World clocks will officially add a "leap second" at 23 hours, 59 minutes and 59 seconds Coordinated Universal Time (UTC), which is the time standard set by highly precise atomic clocks. These official clocks, which set the time standard for the world, will shift to 23 hours, 59 minutes and 60 seconds before turning to midnight on Jan. 1 Yahoo News reported.

The extra second of party time is designed to reconcile two ways of keeping time: atomic clocks, and clocks based on the Earth's rotation. 

"Earth is slowing down over geological time, and that can lead to a problem when you've got a ton of clocks," Demetrios Matsakis, chief scientist at the U.S. Naval Observatory's Time Service Department,  told Live Science last year. "What do you do when the day gets longer?"

Historically, time was hung on the rotation of the Earth in relation to far-flung celestial objects. However, the moon's tug on the Earth slows the planet's spin.

In the past century, however, scientists have shifted to using highly precise atomic clocks to count the ticking of the seconds. These atomic clocks, which are often pegged to the vibration of atoms, are so frighteningly precise that they may not lose a second over the entire age of the universe. The current official atomic clock for the United States bases the second on the vibrational frequency of the cesium atom.

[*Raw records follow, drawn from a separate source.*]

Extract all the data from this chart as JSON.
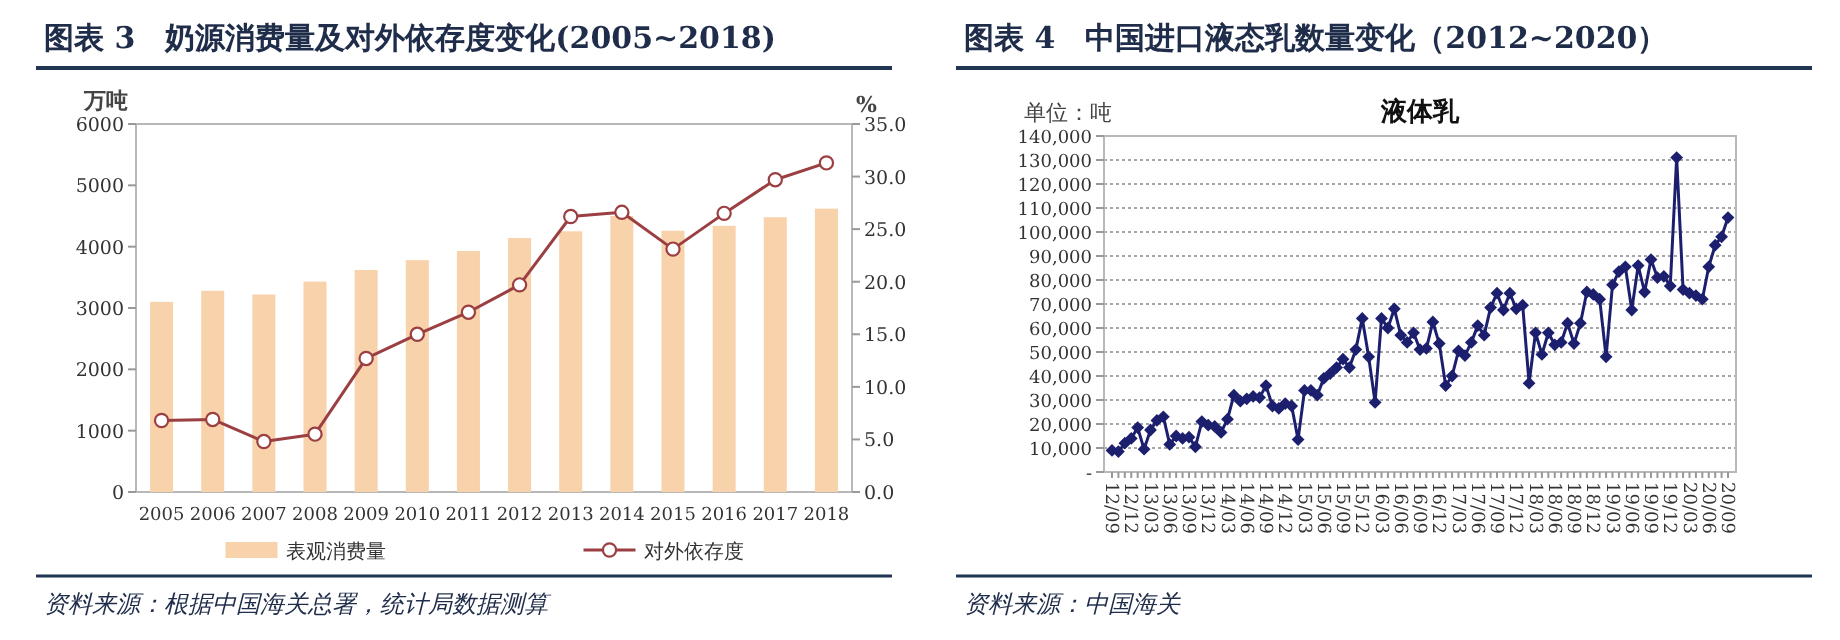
{
  "chart_data": [
    {
      "type": "bar",
      "title": "图表 3　奶源消费量及对外依存度变化(2005~2018)",
      "ylabel": "万吨",
      "y2label": "%",
      "categories": [
        "2005",
        "2006",
        "2007",
        "2008",
        "2009",
        "2010",
        "2011",
        "2012",
        "2013",
        "2014",
        "2015",
        "2016",
        "2017",
        "2018"
      ],
      "series": [
        {
          "name": "表观消费量",
          "color": "#f8d2aa",
          "values": [
            3100,
            3280,
            3220,
            3430,
            3620,
            3780,
            3930,
            4140,
            4250,
            4500,
            4260,
            4340,
            4480,
            4620
          ]
        },
        {
          "name": "对外依存度",
          "type": "line",
          "axis": "y2",
          "color": "#9b3f42",
          "marker": "circle",
          "values": [
            6.8,
            6.9,
            4.8,
            5.5,
            12.7,
            15.0,
            17.1,
            19.7,
            26.2,
            26.6,
            23.1,
            26.5,
            29.7,
            31.3
          ]
        }
      ],
      "ylim": [
        0,
        6000
      ],
      "yticks": [
        0,
        1000,
        2000,
        3000,
        4000,
        5000,
        6000
      ],
      "y2lim": [
        0,
        35
      ],
      "y2ticks": [
        {
          "value": 0,
          "label": "0.0"
        },
        {
          "value": 5,
          "label": "5.0"
        },
        {
          "value": 10,
          "label": "10.0"
        },
        {
          "value": 15,
          "label": "15.0"
        },
        {
          "value": 20,
          "label": "20.0"
        },
        {
          "value": 25,
          "label": "25.0"
        },
        {
          "value": 30,
          "label": "30.0"
        },
        {
          "value": 35,
          "label": "35.0"
        }
      ],
      "legend": "bottom",
      "annotations": [
        "资料来源：根据中国海关总署，统计局数据测算"
      ]
    },
    {
      "type": "line",
      "title": "图表 4　中国进口液态乳数量变化（2012~2020）",
      "subtitle": "液体乳",
      "ylabel": "单位：吨",
      "categories": [
        "12/09",
        null,
        null,
        "12/12",
        null,
        null,
        "13/03",
        null,
        null,
        "13/06",
        null,
        null,
        "13/09",
        null,
        null,
        "13/12",
        null,
        null,
        "14/03",
        null,
        null,
        "14/06",
        null,
        null,
        "14/09",
        null,
        null,
        "14/12",
        null,
        null,
        "15/03",
        null,
        null,
        "15/06",
        null,
        null,
        "15/09",
        null,
        null,
        "15/12",
        null,
        null,
        "16/03",
        null,
        null,
        "16/06",
        null,
        null,
        "16/09",
        null,
        null,
        "16/12",
        null,
        null,
        "17/03",
        null,
        null,
        "17/06",
        null,
        null,
        "17/09",
        null,
        null,
        "17/12",
        null,
        null,
        "18/03",
        null,
        null,
        "18/06",
        null,
        null,
        "18/09",
        null,
        null,
        "18/12",
        null,
        null,
        "19/03",
        null,
        null,
        "19/06",
        null,
        null,
        "19/09",
        null,
        null,
        "19/12",
        null,
        null,
        "20/03",
        null,
        null,
        "20/06",
        null,
        null,
        "20/09"
      ],
      "series": [
        {
          "color": "#1c1f6e",
          "values": [
            9000,
            8500,
            12000,
            14000,
            18500,
            9500,
            17500,
            21500,
            23000,
            11500,
            15000,
            14000,
            14500,
            10500,
            21000,
            19500,
            19000,
            16500,
            22000,
            32000,
            29500,
            30500,
            31500,
            31000,
            36000,
            27500,
            26500,
            28500,
            27500,
            13500,
            34000,
            34000,
            32000,
            39000,
            41000,
            43500,
            47000,
            43500,
            51000,
            64000,
            48000,
            29000,
            64000,
            60000,
            68000,
            57000,
            54000,
            58000,
            51000,
            51500,
            62500,
            53500,
            36000,
            40000,
            50500,
            48500,
            54000,
            61000,
            57000,
            68500,
            74500,
            67500,
            74500,
            68000,
            69500,
            37000,
            58000,
            49000,
            58000,
            53000,
            54000,
            62000,
            53500,
            62000,
            75000,
            74000,
            72000,
            48000,
            78000,
            83500,
            85500,
            67500,
            86000,
            75000,
            88500,
            81000,
            81500,
            77500,
            131000,
            76000,
            74500,
            73500,
            72000,
            85500,
            94500,
            98000,
            106000
          ]
        }
      ],
      "marker": "diamond",
      "ylim": [
        0,
        140000
      ],
      "yticks": [
        {
          "value": 0,
          "label": "-"
        },
        {
          "value": 10000,
          "label": "10,000"
        },
        {
          "value": 20000,
          "label": "20,000"
        },
        {
          "value": 30000,
          "label": "30,000"
        },
        {
          "value": 40000,
          "label": "40,000"
        },
        {
          "value": 50000,
          "label": "50,000"
        },
        {
          "value": 60000,
          "label": "60,000"
        },
        {
          "value": 70000,
          "label": "70,000"
        },
        {
          "value": 80000,
          "label": "80,000"
        },
        {
          "value": 90000,
          "label": "90,000"
        },
        {
          "value": 100000,
          "label": "100,000"
        },
        {
          "value": 110000,
          "label": "110,000"
        },
        {
          "value": 120000,
          "label": "120,000"
        },
        {
          "value": 130000,
          "label": "130,000"
        },
        {
          "value": 140000,
          "label": "140,000"
        }
      ],
      "grid": "y",
      "annotations": [
        "资料来源：中国海关"
      ]
    }
  ]
}
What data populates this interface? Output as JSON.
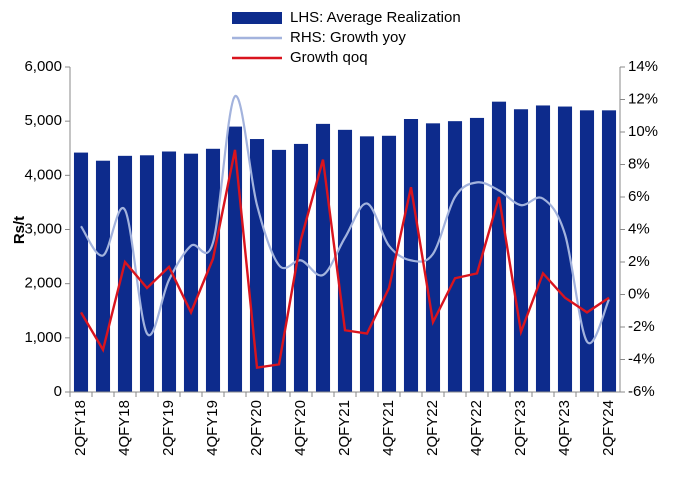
{
  "chart_data": {
    "type": "bar-line",
    "y_label": "Rs/t",
    "categories": [
      "2QFY18",
      null,
      "4QFY18",
      null,
      "2QFY19",
      null,
      "4QFY19",
      null,
      "2QFY20",
      null,
      "4QFY20",
      null,
      "2QFY21",
      null,
      "4QFY21",
      null,
      "2QFY22",
      null,
      "4QFY22",
      null,
      "2QFY23",
      null,
      "4QFY23",
      null,
      "2QFY24"
    ],
    "series": [
      {
        "name": "LHS: Average Realization",
        "type": "bar",
        "color": "#0d2b8c",
        "values": [
          4420,
          4270,
          4360,
          4370,
          4440,
          4400,
          4490,
          4900,
          4670,
          4470,
          4580,
          4950,
          4840,
          4720,
          4730,
          5040,
          4960,
          5000,
          5060,
          5360,
          5220,
          5290,
          5270,
          5200,
          5200
        ]
      },
      {
        "name": "RHS: Growth yoy",
        "type": "line",
        "axis": "y2",
        "color": "#a3b3dd",
        "smooth": true,
        "values": [
          4.2,
          2.4,
          5.2,
          -2.4,
          0.9,
          3.0,
          3.2,
          12.2,
          5.5,
          1.8,
          2.1,
          1.2,
          3.5,
          5.6,
          3.0,
          2.1,
          2.5,
          6.0,
          6.9,
          6.4,
          5.5,
          5.9,
          3.7,
          -2.9,
          -0.3
        ]
      },
      {
        "name": "Growth qoq",
        "type": "line",
        "axis": "y2",
        "color": "#d9141e",
        "smooth": false,
        "values": [
          -1.1,
          -3.4,
          2.0,
          0.4,
          1.7,
          -1.1,
          2.2,
          8.9,
          -4.5,
          -4.3,
          3.4,
          8.3,
          -2.2,
          -2.4,
          0.4,
          6.6,
          -1.7,
          1.0,
          1.3,
          6.0,
          -2.3,
          1.3,
          -0.2,
          -1.1,
          -0.2
        ]
      }
    ],
    "ylim": [
      0,
      6000
    ],
    "yticks": [
      0,
      {
        "value": 1000,
        "label": "1,000"
      },
      {
        "value": 2000,
        "label": "2,000"
      },
      {
        "value": 3000,
        "label": "3,000"
      },
      {
        "value": 4000,
        "label": "4,000"
      },
      {
        "value": 5000,
        "label": "5,000"
      },
      {
        "value": 6000,
        "label": "6,000"
      }
    ],
    "y2lim": [
      -6,
      14
    ],
    "y2ticks": [
      {
        "value": -6,
        "label": "-6%"
      },
      {
        "value": -4,
        "label": "-4%"
      },
      {
        "value": -2,
        "label": "-2%"
      },
      {
        "value": 0,
        "label": "0%"
      },
      {
        "value": 2,
        "label": "2%"
      },
      {
        "value": 4,
        "label": "4%"
      },
      {
        "value": 6,
        "label": "6%"
      },
      {
        "value": 8,
        "label": "8%"
      },
      {
        "value": 10,
        "label": "10%"
      },
      {
        "value": 12,
        "label": "12%"
      },
      {
        "value": 14,
        "label": "14%"
      }
    ],
    "legend": "top"
  }
}
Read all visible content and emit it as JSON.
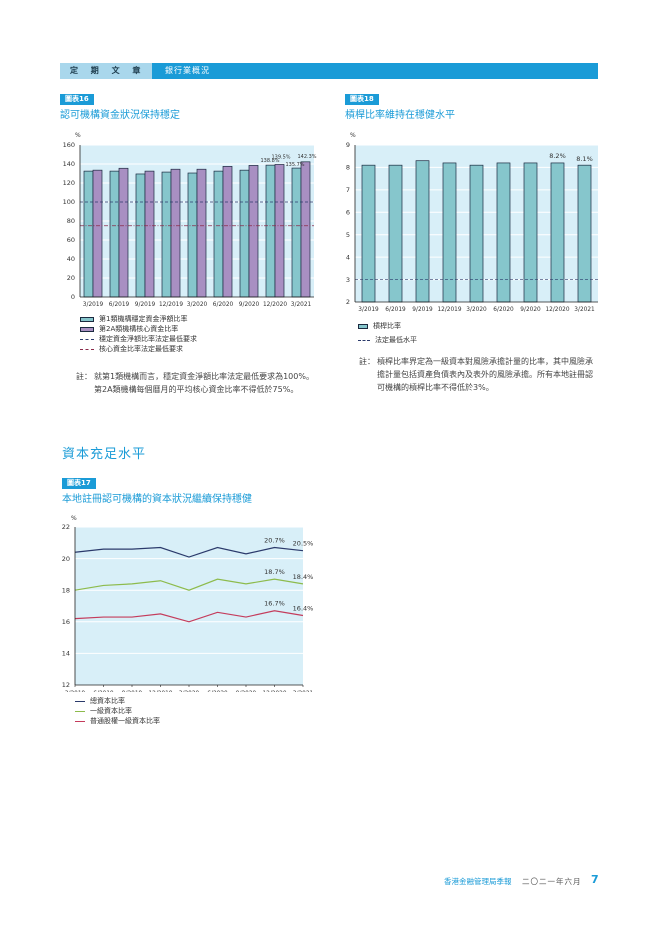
{
  "header": {
    "section": "定 期 文 章",
    "chapter": "銀行業概況"
  },
  "chart16": {
    "tag": "圖表16",
    "title": "認可機構資金狀況保持穩定",
    "unit": "%",
    "legend": [
      "第1類機構穩定資金淨額比率",
      "第2A類機構核心資金比率",
      "穩定資金淨額比率法定最低要求",
      "核心資金比率法定最低要求"
    ],
    "note_label": "註：",
    "note": "就第1類機構而言，穩定資金淨額比率法定最低要求為100%。第2A類機構每個曆月的平均核心資金比率不得低於75%。"
  },
  "chart18": {
    "tag": "圖表18",
    "title": "槓桿比率維持在穩健水平",
    "unit": "%",
    "legend": [
      "槓桿比率",
      "法定最低水平"
    ],
    "note_label": "註：",
    "note": "槓桿比率界定為一級資本對風險承擔計量的比率，其中風險承擔計量包括資產負債表內及表外的風險承擔。所有本地註冊認可機構的槓桿比率不得低於3%。"
  },
  "section": {
    "title": "資本充足水平"
  },
  "chart17": {
    "tag": "圖表17",
    "title": "本地註冊認可機構的資本狀況繼續保持穩健",
    "unit": "%",
    "legend": [
      "總資本比率",
      "一級資本比率",
      "普通股權一級資本比率"
    ]
  },
  "footer": {
    "publication": "香港金融管理局季報",
    "date": "二〇二一年六月",
    "page": "7"
  },
  "colors": {
    "brand_blue": "#1a9bd7",
    "header_light": "#a9d7ec",
    "plot_bg": "#d8eff8",
    "teal_bar": "#86c6cc",
    "purple_bar": "#a88fc2",
    "total_line": "#2b3a6b",
    "tier1_line": "#8dbb4c",
    "cet1_line": "#c43c5c"
  },
  "chart_data": [
    {
      "id": "chart16",
      "type": "bar",
      "title": "認可機構資金狀況保持穩定",
      "ylabel": "%",
      "ylim": [
        0,
        160
      ],
      "yticks": [
        0,
        20,
        40,
        60,
        80,
        100,
        120,
        140,
        160
      ],
      "categories": [
        "3/2019",
        "6/2019",
        "9/2019",
        "12/2019",
        "3/2020",
        "6/2020",
        "9/2020",
        "12/2020",
        "3/2021"
      ],
      "series": [
        {
          "name": "第1類機構穩定資金淨額比率",
          "values": [
            132.5,
            132.5,
            129.5,
            131.5,
            130.5,
            132.5,
            133.5,
            138.8,
            135.7
          ]
        },
        {
          "name": "第2A類機構核心資金比率",
          "values": [
            133.5,
            135.5,
            132.5,
            134.5,
            134.5,
            137.5,
            138.5,
            139.5,
            142.3
          ]
        }
      ],
      "reference_lines": [
        {
          "name": "穩定資金淨額比率法定最低要求",
          "value": 100,
          "style": "dashed"
        },
        {
          "name": "核心資金比率法定最低要求",
          "value": 75,
          "style": "dash-dot"
        }
      ],
      "annotations": [
        "138.8%",
        "139.5%",
        "135.7%",
        "142.3%"
      ],
      "grid": true,
      "legend_position": "bottom"
    },
    {
      "id": "chart18",
      "type": "bar",
      "title": "槓桿比率維持在穩健水平",
      "ylabel": "%",
      "ylim": [
        2,
        9
      ],
      "yticks": [
        2,
        3,
        4,
        5,
        6,
        7,
        8,
        9
      ],
      "categories": [
        "3/2019",
        "6/2019",
        "9/2019",
        "12/2019",
        "3/2020",
        "6/2020",
        "9/2020",
        "12/2020",
        "3/2021"
      ],
      "series": [
        {
          "name": "槓桿比率",
          "values": [
            8.1,
            8.1,
            8.3,
            8.2,
            8.1,
            8.2,
            8.2,
            8.2,
            8.1
          ]
        }
      ],
      "reference_lines": [
        {
          "name": "法定最低水平",
          "value": 3,
          "style": "dashed"
        }
      ],
      "annotations": [
        "8.2%",
        "8.1%"
      ],
      "grid": true,
      "legend_position": "bottom"
    },
    {
      "id": "chart17",
      "type": "line",
      "title": "本地註冊認可機構的資本狀況繼續保持穩健",
      "ylabel": "%",
      "ylim": [
        12,
        22
      ],
      "yticks": [
        12,
        14,
        16,
        18,
        20,
        22
      ],
      "categories": [
        "3/2019",
        "6/2019",
        "9/2019",
        "12/2019",
        "3/2020",
        "6/2020",
        "9/2020",
        "12/2020",
        "3/2021"
      ],
      "series": [
        {
          "name": "總資本比率",
          "values": [
            20.4,
            20.6,
            20.6,
            20.7,
            20.1,
            20.7,
            20.3,
            20.7,
            20.5
          ]
        },
        {
          "name": "一級資本比率",
          "values": [
            18.0,
            18.3,
            18.4,
            18.6,
            18.0,
            18.7,
            18.4,
            18.7,
            18.4
          ]
        },
        {
          "name": "普通股權一級資本比率",
          "values": [
            16.2,
            16.3,
            16.3,
            16.5,
            16.0,
            16.6,
            16.3,
            16.7,
            16.4
          ]
        }
      ],
      "annotations": [
        "20.7%",
        "20.5%",
        "18.7%",
        "18.4%",
        "16.7%",
        "16.4%"
      ],
      "grid": true,
      "legend_position": "bottom"
    }
  ]
}
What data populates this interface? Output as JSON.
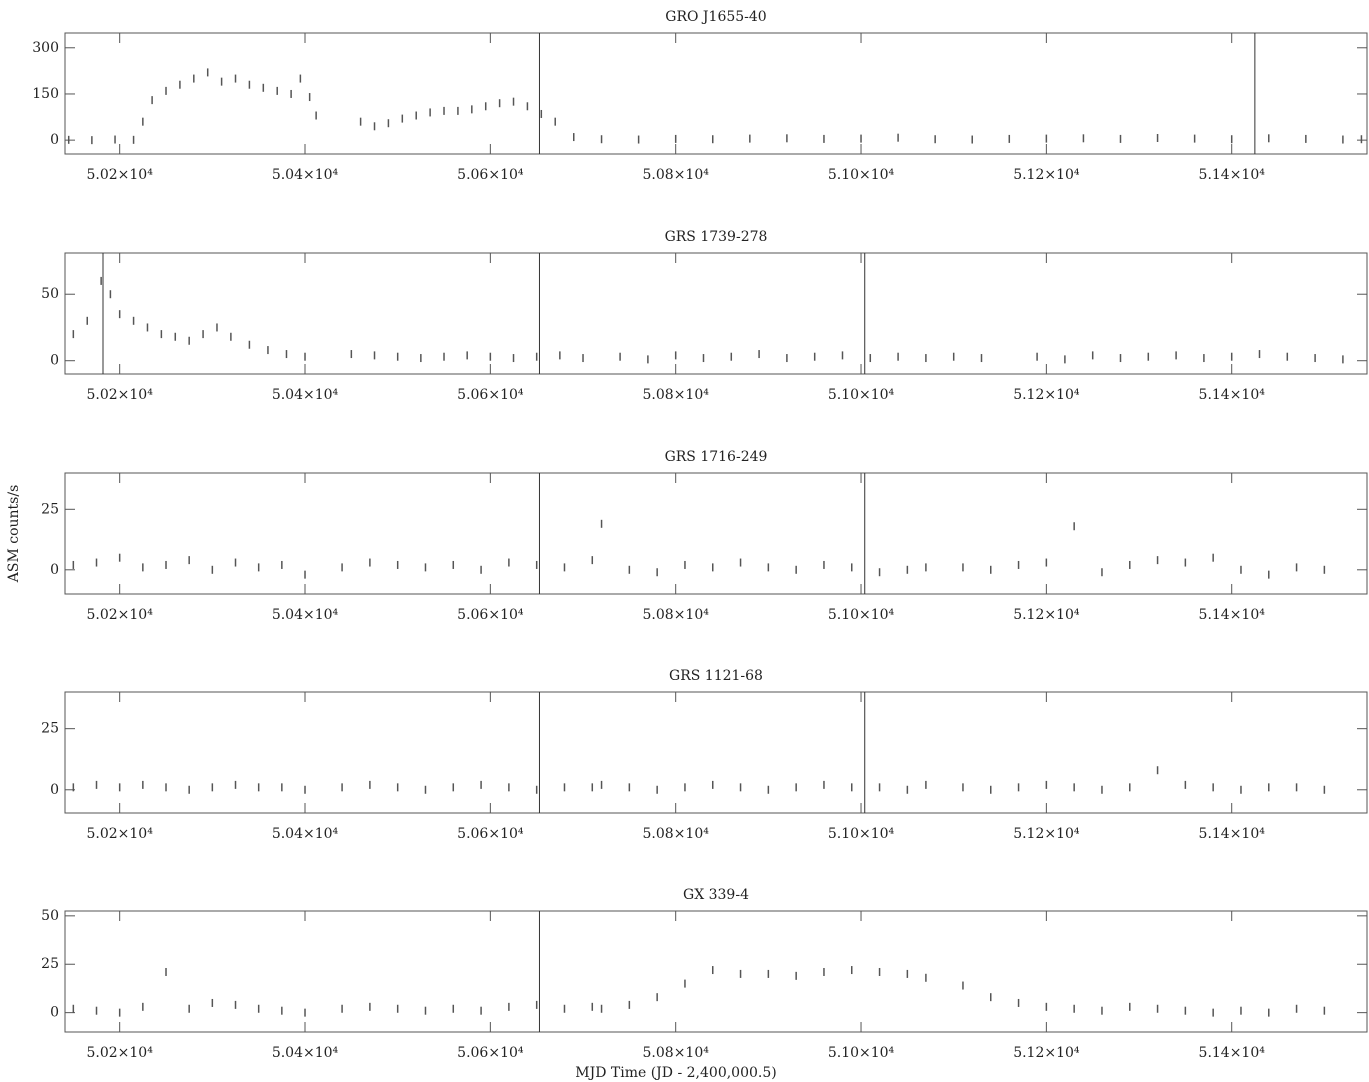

As a result, every day, the rotation-based time loses between 1.5 and 2 milliseconds relative to the atomic clock. That adds up to a full second every 500 to 750 days, Live Science previously reported.

To keep these two types of time in sync, in 1972, the International Earth Rotation and Reference Systems Service (IERS), which keeps time for the world, has snuck 26 leap seconds into atomic clock time. The previous bonus second was added on June 30, 2015.

These leap seconds are always added on either June 30 or Dec. 31, according to the IERS.